I slept in a little — late enough to feel indulgent but not so late as to feel lazy — and rescheduled my only outside obligation (the hair cut can wait another week). The past few weeks have been so busy, what with the Holidays from Thanksgiving to New Years, and all the other obligations of a busy life, I haven’t had a weekend that was truly my own in a very long time. I suppose this weekend isn’t fully my own either as I need to spend most of today logged into work but yesterday was the Sabbath I needed to recharge my batteries.

Most of the day was spent plopped on the couch. Knitting on  a couple of scarves — finished the scarf that was turning into a chore — boring yarn, simple pattern  (it served it’s purpose as mindless knitting to bring along to Christmas but the last quarter of the scarf turned into obligation rather than fun) and added 6″ to my cheap alternative to the Noro Two Row Scarf. I’m using cheap acrylic yarn but I love it anyway — it’s soft and smooshy, drapes like a dream, and is just plain pretty. I don’t think I’ll be giving this one away.

I worked on the stack of movies on the coffee table — Darjeeling Limited (a bit slow but worth the time), Surviving Christmas (Very funny), Princess Bride (the movie that never gets old no matter how many times I watch it) — and watched the food shows on PBS (I love Jaques Pepin).

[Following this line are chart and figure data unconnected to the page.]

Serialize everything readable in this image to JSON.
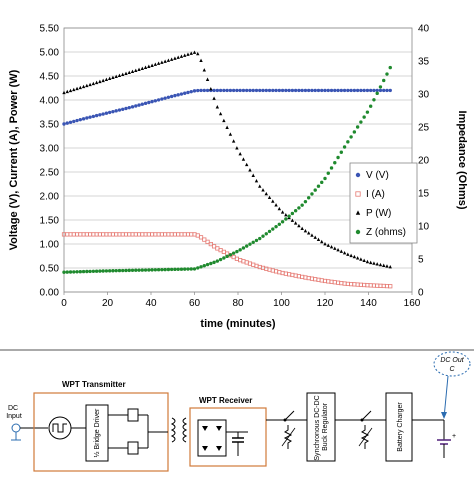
{
  "chart_data": {
    "type": "scatter",
    "title": "",
    "xlabel": "time (minutes)",
    "ylabel_left": "Voltage (V), Current (A), Power (W)",
    "ylabel_right": "Impedance (Ohms)",
    "xlim": [
      0,
      160
    ],
    "ylim_left": [
      0,
      5.5
    ],
    "ylim_right": [
      0,
      40
    ],
    "x_ticks": [
      "0",
      "20",
      "40",
      "60",
      "80",
      "100",
      "120",
      "140",
      "160"
    ],
    "y_left_ticks": [
      "0.00",
      "0.50",
      "1.00",
      "1.50",
      "2.00",
      "2.50",
      "3.00",
      "3.50",
      "4.00",
      "4.50",
      "5.00",
      "5.50"
    ],
    "y_right_ticks": [
      "0",
      "5",
      "10",
      "15",
      "20",
      "25",
      "30",
      "35",
      "40"
    ],
    "grid": "horizontal",
    "legend_position": "right",
    "series": [
      {
        "name": "V (V)",
        "axis": "left",
        "color": "#3a55b4",
        "marker": "circle",
        "x": [
          0,
          10,
          20,
          30,
          40,
          50,
          60,
          62,
          80,
          100,
          120,
          140,
          150
        ],
        "y": [
          3.5,
          3.62,
          3.73,
          3.84,
          3.96,
          4.08,
          4.19,
          4.2,
          4.2,
          4.2,
          4.2,
          4.2,
          4.2
        ]
      },
      {
        "name": "I (A)",
        "axis": "left",
        "color": "#e67a73",
        "marker": "square",
        "x": [
          0,
          20,
          40,
          60,
          62,
          70,
          80,
          90,
          100,
          110,
          120,
          130,
          140,
          150
        ],
        "y": [
          1.2,
          1.2,
          1.2,
          1.2,
          1.17,
          0.92,
          0.68,
          0.52,
          0.4,
          0.31,
          0.23,
          0.17,
          0.14,
          0.12
        ]
      },
      {
        "name": "P (W)",
        "axis": "left",
        "color": "#000000",
        "marker": "triangle",
        "x": [
          0,
          10,
          20,
          30,
          40,
          50,
          60,
          62,
          70,
          80,
          90,
          100,
          110,
          120,
          130,
          140,
          150
        ],
        "y": [
          4.15,
          4.29,
          4.43,
          4.57,
          4.71,
          4.85,
          4.99,
          4.95,
          3.9,
          2.95,
          2.2,
          1.68,
          1.3,
          1.0,
          0.79,
          0.62,
          0.52
        ]
      },
      {
        "name": "Z (ohms)",
        "axis": "right",
        "color": "#1f8a2e",
        "marker": "circle",
        "x": [
          0,
          20,
          40,
          60,
          62,
          70,
          80,
          90,
          100,
          110,
          120,
          130,
          140,
          150
        ],
        "y": [
          3.0,
          3.2,
          3.35,
          3.5,
          3.7,
          4.6,
          6.2,
          8.1,
          10.5,
          13.3,
          17.2,
          22.5,
          27.5,
          34.0
        ]
      }
    ]
  },
  "diagram": {
    "dc_input_label": "DC\nInput",
    "transmitter_label": "WPT Transmitter",
    "bridge_driver_label": "½ Bridge Driver",
    "receiver_label": "WPT Receiver",
    "buck_label": "Synchronous DC-DC\nBuck Regulator",
    "charger_label": "Battery Charger",
    "dc_out_label": "DC Out",
    "dc_out_sub": "C"
  }
}
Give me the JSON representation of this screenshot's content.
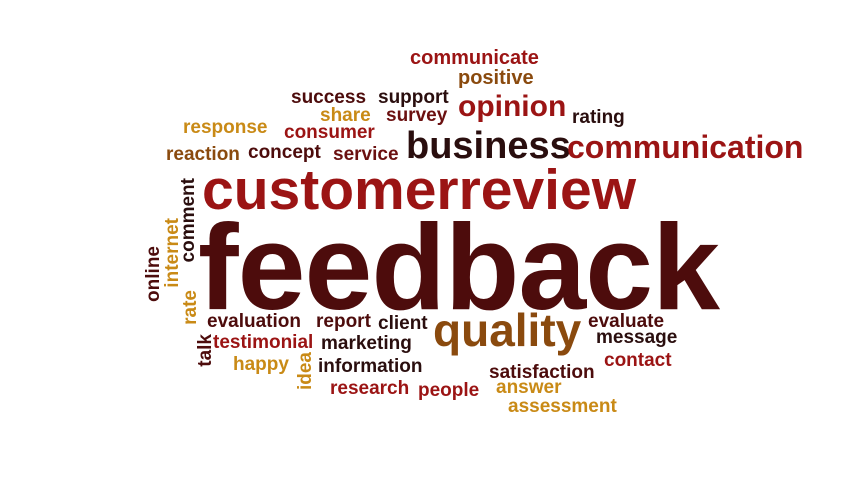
{
  "palette": {
    "dark": "#4d0c0c",
    "maroon": "#6b1010",
    "red": "#9b1414",
    "brown": "#8a4a0e",
    "gold": "#c98a16",
    "nearblack": "#2a0e0e"
  },
  "words": {
    "feedback": "feedback",
    "customerreview": "customerreview",
    "business": "business",
    "communication": "communication",
    "quality": "quality",
    "opinion": "opinion",
    "communicate": "communicate",
    "positive": "positive",
    "success": "success",
    "support": "support",
    "survey": "survey",
    "rating": "rating",
    "share": "share",
    "response": "response",
    "consumer": "consumer",
    "reaction": "reaction",
    "concept": "concept",
    "service": "service",
    "comment": "comment",
    "internet": "internet",
    "online": "online",
    "rate": "rate",
    "talk": "talk",
    "idea": "idea",
    "evaluation": "evaluation",
    "report": "report",
    "client": "client",
    "testimonial": "testimonial",
    "marketing": "marketing",
    "happy": "happy",
    "information": "information",
    "research": "research",
    "people": "people",
    "evaluate": "evaluate",
    "message": "message",
    "contact": "contact",
    "satisfaction": "satisfaction",
    "answer": "answer",
    "assessment": "assessment"
  }
}
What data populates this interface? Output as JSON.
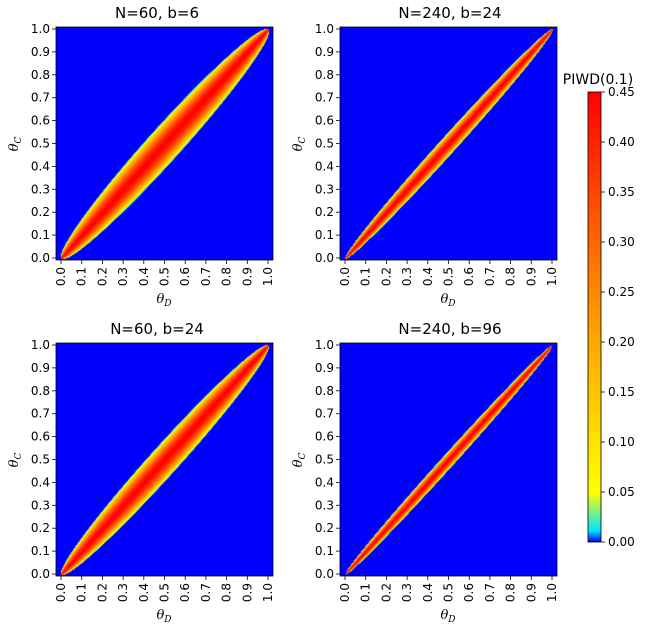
{
  "chart_data": [
    {
      "type": "heatmap",
      "title": "N=60, b=6",
      "xlabel": "θD",
      "ylabel": "θC",
      "xlim": [
        0.0,
        1.0
      ],
      "ylim": [
        0.0,
        1.0
      ],
      "xticks": [
        "0.0",
        "0.1",
        "0.2",
        "0.3",
        "0.4",
        "0.5",
        "0.6",
        "0.7",
        "0.8",
        "0.9",
        "1.0"
      ],
      "yticks": [
        "0.0",
        "0.1",
        "0.2",
        "0.3",
        "0.4",
        "0.5",
        "0.6",
        "0.7",
        "0.8",
        "0.9",
        "1.0"
      ],
      "band_width": 0.22,
      "peak_value": 0.45
    },
    {
      "type": "heatmap",
      "title": "N=240, b=24",
      "xlabel": "θD",
      "ylabel": "θC",
      "xlim": [
        0.0,
        1.0
      ],
      "ylim": [
        0.0,
        1.0
      ],
      "xticks": [
        "0.0",
        "0.1",
        "0.2",
        "0.3",
        "0.4",
        "0.5",
        "0.6",
        "0.7",
        "0.8",
        "0.9",
        "1.0"
      ],
      "yticks": [
        "0.0",
        "0.1",
        "0.2",
        "0.3",
        "0.4",
        "0.5",
        "0.6",
        "0.7",
        "0.8",
        "0.9",
        "1.0"
      ],
      "band_width": 0.11,
      "peak_value": 0.45
    },
    {
      "type": "heatmap",
      "title": "N=60, b=24",
      "xlabel": "θD",
      "ylabel": "θC",
      "xlim": [
        0.0,
        1.0
      ],
      "ylim": [
        0.0,
        1.0
      ],
      "xticks": [
        "0.0",
        "0.1",
        "0.2",
        "0.3",
        "0.4",
        "0.5",
        "0.6",
        "0.7",
        "0.8",
        "0.9",
        "1.0"
      ],
      "yticks": [
        "0.0",
        "0.1",
        "0.2",
        "0.3",
        "0.4",
        "0.5",
        "0.6",
        "0.7",
        "0.8",
        "0.9",
        "1.0"
      ],
      "band_width": 0.19,
      "peak_value": 0.45
    },
    {
      "type": "heatmap",
      "title": "N=240, b=96",
      "xlabel": "θD",
      "ylabel": "θC",
      "xlim": [
        0.0,
        1.0
      ],
      "ylim": [
        0.0,
        1.0
      ],
      "xticks": [
        "0.0",
        "0.1",
        "0.2",
        "0.3",
        "0.4",
        "0.5",
        "0.6",
        "0.7",
        "0.8",
        "0.9",
        "1.0"
      ],
      "yticks": [
        "0.0",
        "0.1",
        "0.2",
        "0.3",
        "0.4",
        "0.5",
        "0.6",
        "0.7",
        "0.8",
        "0.9",
        "1.0"
      ],
      "band_width": 0.085,
      "peak_value": 0.45
    }
  ],
  "colorbar": {
    "title": "PIWD(0.1)",
    "ticks": [
      "0.00",
      "0.05",
      "0.10",
      "0.15",
      "0.20",
      "0.25",
      "0.30",
      "0.35",
      "0.40",
      "0.45"
    ],
    "range": [
      0.0,
      0.45
    ],
    "colors": [
      "#0000ff",
      "#00ffff",
      "#ffff00",
      "#ff8000",
      "#ff0000"
    ]
  }
}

I didn’t even know the football playoffs would be on Saturday. I didn’t have a favorite so could cheer for both teams.

I didn’t cook much. The resident Teen Boy cooked bacon and I added omeletes about 3:00 and that was it. The rest of the day was spent grazing (although I did get all the dishes washed and found there actually is a counter in the kitchen)

The day ended at a reasonable hour curled in bed with The Gun Seller. Boy am I glad my kids recommended this book!

Today is not so free and I should already be attacking my ever-growing to-do list. The laundry has been started (yeah! no one else in the apartment building had already snagged the washer and dryer). The next thing on the list is to pull out the crockpot and start a batch of “clean the fridge soup” with the starring role in the mix going to some salsa-ish flavored turkey breast. Then comes the work obligation that will steal most of the day (not so much fun but it keeps a roof over our heads).

If I was one to make resolutions I would resolve to carve out more days spent relaxing and refreshing that inner me. I feel so much more ready to face the next few days after a day spent breathing deeply.